Data science is all about presenting insights to the end-users in the most simplistic way possible. You work on a machine learning/deep learning model from data cleaning to hyperparameter tuning. However, you realize that the most important task of presenting it to the end-users has not even started yet. Here I discuss an easy and faster way to deploy ML models using Jupyter Notebook and Tableau.
We will use the Titanic dataset available on Kaggle to build a Random Forest model. The goal of the project is to predict if a passenger will likely survive the Titanic disaster or not. We will use demographic variables like Age, Gender, sibling count, and also the ticket class of the passenger as independent variables.
The dataset contains 891 rows with 177 missing values in Age. We replace the missing values with random numbers within one standard deviation around it’s mean. Similarly, we modify the NaNs in Fare to 0.
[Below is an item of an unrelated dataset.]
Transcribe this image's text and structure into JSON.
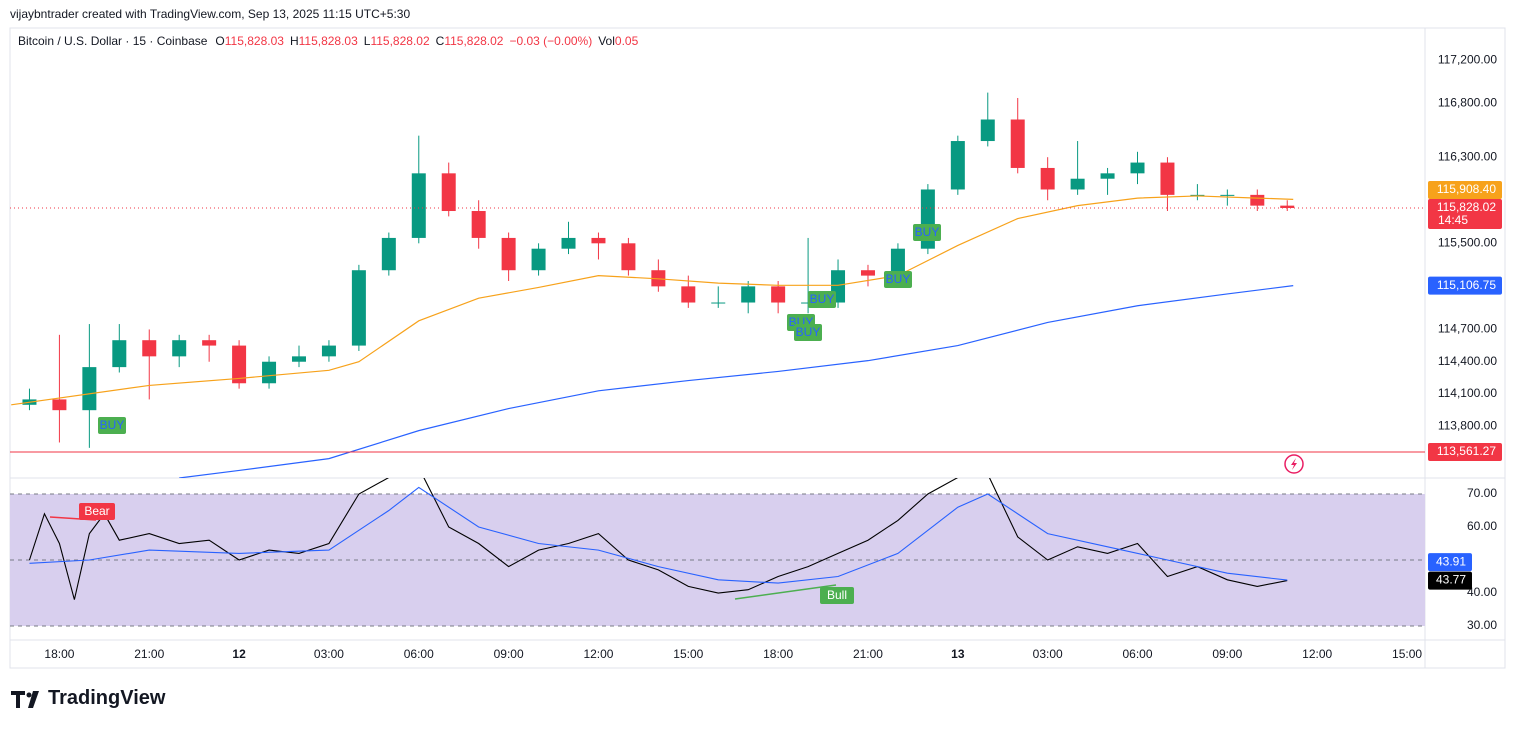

We build a Random Forest classifier with the default parameters. However, we achieved an accuracy of ~94.5% with just 6 variables suggesting that it could have overfitted on the training data. But, our focus is to deploy the trained model quickly. So, we will not try to get the best evaluation metrics like Precision or Recall. There are plenty of other resources on Kaggle which focus on that and here is a simple model without cross-validation or parameter tuning.
We need Python 2.x or Python 3.x already installed on our machine to start the deployment or you can use Anaconda to install Jupyter Notebook along with Python. Also, we need to install TabPy to launch a server that can host the deployed model. You can do that simply by following the steps here. If you feel that the installation command is taking time, then close the cmd prompt and try it in another one. I had to do it a couple of times to get it right.